第4話 あの子が可愛いすぎる

「はぁ……」

ヴィオレッタは手にしているハンカチを見てため息をついた。

「お嬢様、ため息などされてどうされたのですか?」

メイドに心配そうに聞かれた。

「……エルジュが可愛すぎて」

「……」

メイドは「あ、何だ、いつものか」と言った表情になった。

「可愛いわぁ。見て、このハンカチ。私のことを想って刺繍してくれたそうよ!私の大好きなアマリリスが刺繍されているの。それに、私の好きな青紫色も使われているわ。可愛いわ。撫でくりまわしたいぐらい可愛い」

気心の知れたメイドの前なので、足をバタバタさせるヴィオレッタ。


ヴィオレッタは小動物が大好きであった。

犬、猫、鳥、兎……子供も大好き。弟のカーディナルのことも大好きだ。

両家の顔合わせの時に、弟の婚約者であるエルジュを初めてみた。

エルジュを見たヴィオレッタは「うわー弟が羨ましい。自分が男だったら絶対に彼女と結婚したい」と思っていた。


ヴィオレッタは、今日のハンカチを貰った時のことを思い出していた。

キラキラした瞳で「ヴィオレッタさんっ」と子犬のように駆け寄ってきたエルジュ。

はにかんだ笑顔を見せて、ヴィオレッタのことを想って刺繍したと言って素敵なハンカチを渡してくれた。

ヴィオレッタもエルジュのためにマーガレットをモチーフにした髪飾りを渡せば、エルジュは「え、えぇ!これ、私に!?」と小動物のようにわたわたしていた。

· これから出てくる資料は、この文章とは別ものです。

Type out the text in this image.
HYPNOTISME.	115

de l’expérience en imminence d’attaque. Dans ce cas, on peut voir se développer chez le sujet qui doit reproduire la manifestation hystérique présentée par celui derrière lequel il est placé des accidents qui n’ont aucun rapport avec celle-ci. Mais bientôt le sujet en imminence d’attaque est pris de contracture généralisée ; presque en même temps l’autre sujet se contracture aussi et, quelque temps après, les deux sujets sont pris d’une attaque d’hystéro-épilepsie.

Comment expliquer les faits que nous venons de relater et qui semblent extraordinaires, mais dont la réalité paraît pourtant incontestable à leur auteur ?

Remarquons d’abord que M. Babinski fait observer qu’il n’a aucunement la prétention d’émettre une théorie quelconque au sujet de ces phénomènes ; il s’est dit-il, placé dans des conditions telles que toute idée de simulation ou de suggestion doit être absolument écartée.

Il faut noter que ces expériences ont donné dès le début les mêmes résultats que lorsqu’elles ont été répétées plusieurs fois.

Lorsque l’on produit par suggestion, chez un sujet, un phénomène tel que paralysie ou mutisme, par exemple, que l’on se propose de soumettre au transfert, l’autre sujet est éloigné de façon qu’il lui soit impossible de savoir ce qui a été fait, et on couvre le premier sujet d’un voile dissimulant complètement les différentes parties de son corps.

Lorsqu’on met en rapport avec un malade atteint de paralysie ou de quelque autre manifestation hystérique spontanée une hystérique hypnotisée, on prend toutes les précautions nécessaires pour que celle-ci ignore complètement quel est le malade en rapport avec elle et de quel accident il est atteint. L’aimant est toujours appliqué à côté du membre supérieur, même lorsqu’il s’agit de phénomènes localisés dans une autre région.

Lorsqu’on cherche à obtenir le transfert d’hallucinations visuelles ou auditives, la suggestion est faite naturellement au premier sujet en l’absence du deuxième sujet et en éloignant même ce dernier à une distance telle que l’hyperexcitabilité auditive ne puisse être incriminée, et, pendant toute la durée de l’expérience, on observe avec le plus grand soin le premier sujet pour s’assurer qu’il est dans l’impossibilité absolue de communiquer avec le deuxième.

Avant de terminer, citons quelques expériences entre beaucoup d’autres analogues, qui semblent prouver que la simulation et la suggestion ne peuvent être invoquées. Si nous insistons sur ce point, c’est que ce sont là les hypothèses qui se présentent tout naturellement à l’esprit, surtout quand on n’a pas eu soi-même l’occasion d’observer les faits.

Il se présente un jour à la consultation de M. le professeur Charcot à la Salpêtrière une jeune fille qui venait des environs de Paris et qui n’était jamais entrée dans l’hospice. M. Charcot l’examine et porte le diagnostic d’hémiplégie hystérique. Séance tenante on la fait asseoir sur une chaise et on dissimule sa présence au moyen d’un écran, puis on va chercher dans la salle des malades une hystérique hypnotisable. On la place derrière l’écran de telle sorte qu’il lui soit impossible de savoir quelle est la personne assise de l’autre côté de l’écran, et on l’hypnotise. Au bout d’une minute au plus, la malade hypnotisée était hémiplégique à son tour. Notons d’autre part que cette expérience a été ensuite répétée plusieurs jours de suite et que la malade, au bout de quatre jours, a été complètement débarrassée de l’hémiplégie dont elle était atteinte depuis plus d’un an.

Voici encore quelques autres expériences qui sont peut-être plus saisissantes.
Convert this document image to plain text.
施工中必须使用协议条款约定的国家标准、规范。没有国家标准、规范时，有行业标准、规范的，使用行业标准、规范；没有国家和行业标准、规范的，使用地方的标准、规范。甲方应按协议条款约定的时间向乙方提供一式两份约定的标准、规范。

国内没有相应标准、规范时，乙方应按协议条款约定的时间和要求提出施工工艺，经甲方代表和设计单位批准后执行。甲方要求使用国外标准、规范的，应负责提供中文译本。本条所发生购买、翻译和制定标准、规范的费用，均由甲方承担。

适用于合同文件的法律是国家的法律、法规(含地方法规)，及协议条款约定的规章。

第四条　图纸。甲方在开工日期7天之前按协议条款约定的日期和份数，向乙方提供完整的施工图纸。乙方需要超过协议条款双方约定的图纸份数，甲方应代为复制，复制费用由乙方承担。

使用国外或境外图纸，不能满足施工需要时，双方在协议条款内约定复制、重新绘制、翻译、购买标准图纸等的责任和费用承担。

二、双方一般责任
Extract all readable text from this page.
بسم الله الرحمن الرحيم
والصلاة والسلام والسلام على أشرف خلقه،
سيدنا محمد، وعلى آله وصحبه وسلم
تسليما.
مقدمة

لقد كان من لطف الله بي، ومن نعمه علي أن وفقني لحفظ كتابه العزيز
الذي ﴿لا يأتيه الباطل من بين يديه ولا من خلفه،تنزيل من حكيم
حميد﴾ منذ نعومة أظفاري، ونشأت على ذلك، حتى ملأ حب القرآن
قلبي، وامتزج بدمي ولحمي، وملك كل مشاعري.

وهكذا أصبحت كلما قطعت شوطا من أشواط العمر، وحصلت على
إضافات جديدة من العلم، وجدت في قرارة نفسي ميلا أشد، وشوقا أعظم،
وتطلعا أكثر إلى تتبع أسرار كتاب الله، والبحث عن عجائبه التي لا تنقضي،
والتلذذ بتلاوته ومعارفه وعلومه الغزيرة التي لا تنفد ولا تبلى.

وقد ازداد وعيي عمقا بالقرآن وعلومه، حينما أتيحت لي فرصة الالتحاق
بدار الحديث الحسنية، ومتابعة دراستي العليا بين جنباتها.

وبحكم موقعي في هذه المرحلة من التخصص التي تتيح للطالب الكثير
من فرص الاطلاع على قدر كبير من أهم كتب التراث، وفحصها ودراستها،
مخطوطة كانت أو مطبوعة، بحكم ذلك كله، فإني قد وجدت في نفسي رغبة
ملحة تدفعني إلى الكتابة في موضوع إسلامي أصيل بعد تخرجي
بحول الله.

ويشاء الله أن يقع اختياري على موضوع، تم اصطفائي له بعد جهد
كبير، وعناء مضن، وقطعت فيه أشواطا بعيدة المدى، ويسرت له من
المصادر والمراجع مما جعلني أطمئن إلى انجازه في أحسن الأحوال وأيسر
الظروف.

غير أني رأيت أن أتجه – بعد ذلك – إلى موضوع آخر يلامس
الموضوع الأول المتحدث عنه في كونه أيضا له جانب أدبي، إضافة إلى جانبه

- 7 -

ぎゅうっと抱きしめて、ふわふわの亜麻色の髪を撫でまくりたい気持ちを何とか抑え、ヴィオレッタは「さっそく付けてみて」と、エルジュに髪飾りをつけてあげた。

ヴィオレッタの見立て通り、その髪飾りはエルジュによく似合っていた。

ヴィオレッタがエルジュの耳元で「よく似合ってる。カーディナルがその姿を見たら、貴方のことを褒めまくるわ」と言えば、エルジュは「ど、どうでしょう……?」とちょっと自信なさげに呟いた。

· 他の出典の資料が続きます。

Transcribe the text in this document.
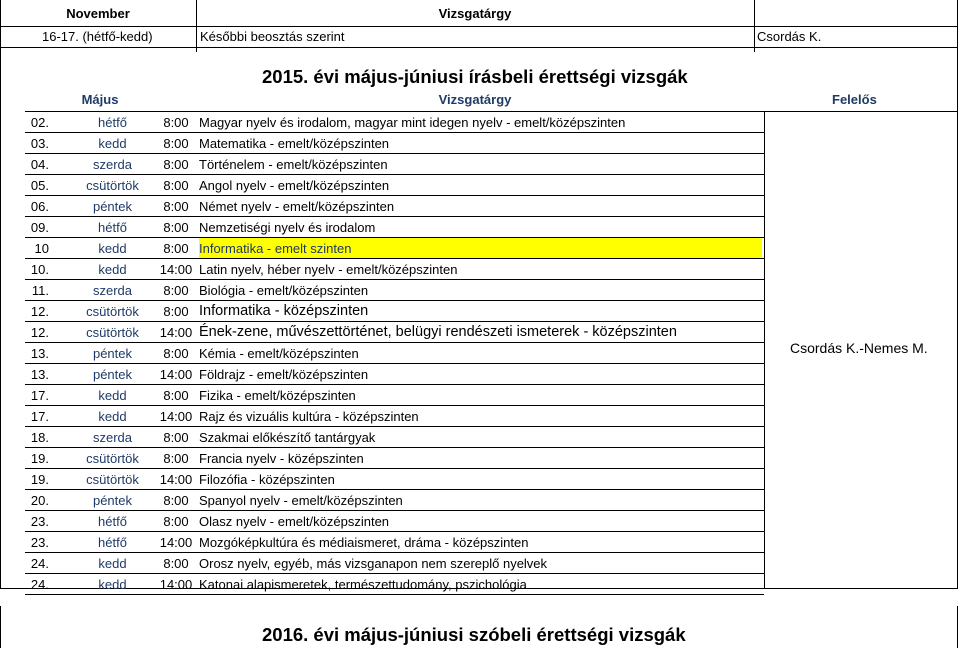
November	Vizsgatárgy
16-17. (hétfő-kedd)	Későbbi beosztás szerint	Csordás K.
2015. évi május-júniusi írásbeli érettségi vizsgák
Május	Vizsgatárgy	Felelős
02.	hétfő	8:00 Magyar nyelv és irodalom, magyar mint idegen nyelv - emelt/középszinten
03.	kedd	8:00 Matematika - emelt/középszinten
04.	szerda	8:00 Történelem - emelt/középszinten
05.	csütörtök	8:00 Angol nyelv - emelt/középszinten
06.	péntek	8:00 Német nyelv - emelt/középszinten
09.	hétfő	8:00 Nemzetiségi nyelv és irodalom
10	kedd	8:00 Informatika - emelt szinten
10.	kedd	14:00 Latin nyelv, héber nyelv - emelt/középszinten
11.	szerda	8:00 Biológia - emelt/középszinten
12.	csütörtök	8:00 Informatika - középszinten
12.	csütörtök	14:00 Ének-zene, művészettörténet, belügyi rendészeti ismeterek - középszinten
13.	péntek	8:00 Kémia - emelt/középszinten
13.	péntek	14:00 Földrajz - emelt/középszinten
17.	kedd	8:00 Fizika - emelt/középszinten
17.	kedd	14:00 Rajz és vizuális kultúra - középszinten
18.	szerda	8:00 Szakmai előkészítő tantárgyak
19.	csütörtök	8:00 Francia nyelv - középszinten
19.	csütörtök	14:00 Filozófia - középszinten
20.	péntek	8:00 Spanyol nyelv - emelt/középszinten
23.	hétfő	8:00 Olasz nyelv - emelt/középszinten
23.	hétfő	14:00 Mozgóképkultúra és médiaismeret, dráma - középszinten
24.	kedd	8:00 Orosz nyelv, egyéb, más vizsganapon nem szereplő nyelvek
24.	kedd	14:00 Katonai alapismeretek, természettudomány, pszichológia
Csordás K.-Nemes M.
2016. évi május-júniusi szóbeli érettségi vizsgák
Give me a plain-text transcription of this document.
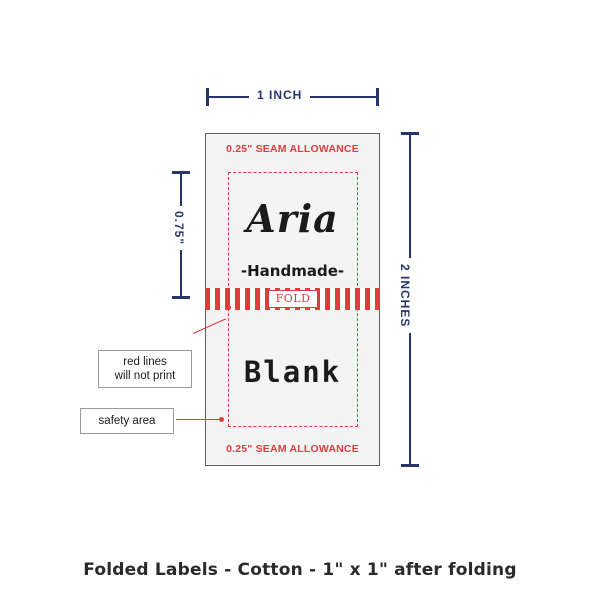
0.25" SEAM ALLOWANCE
0.25" SEAM ALLOWANCE
Aria
-Handmade-
Blank
FOLD
1 INCH
2 INCHES
0.75"
red lines
will not print
safety area
Folded Labels - Cotton - 1" x 1" after folding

ヴィオレッタは、絶対にカーディナルはエルジュの姿を見て、可愛いと悶絶するに違いないと信じて疑わない。


断言できる理由は、カーディナルもヴィオレッタと同じく、小動物、子供が大好きだからだ。

そして、エルジュと結婚できることを、誰よりも喜んでいた人物だからである。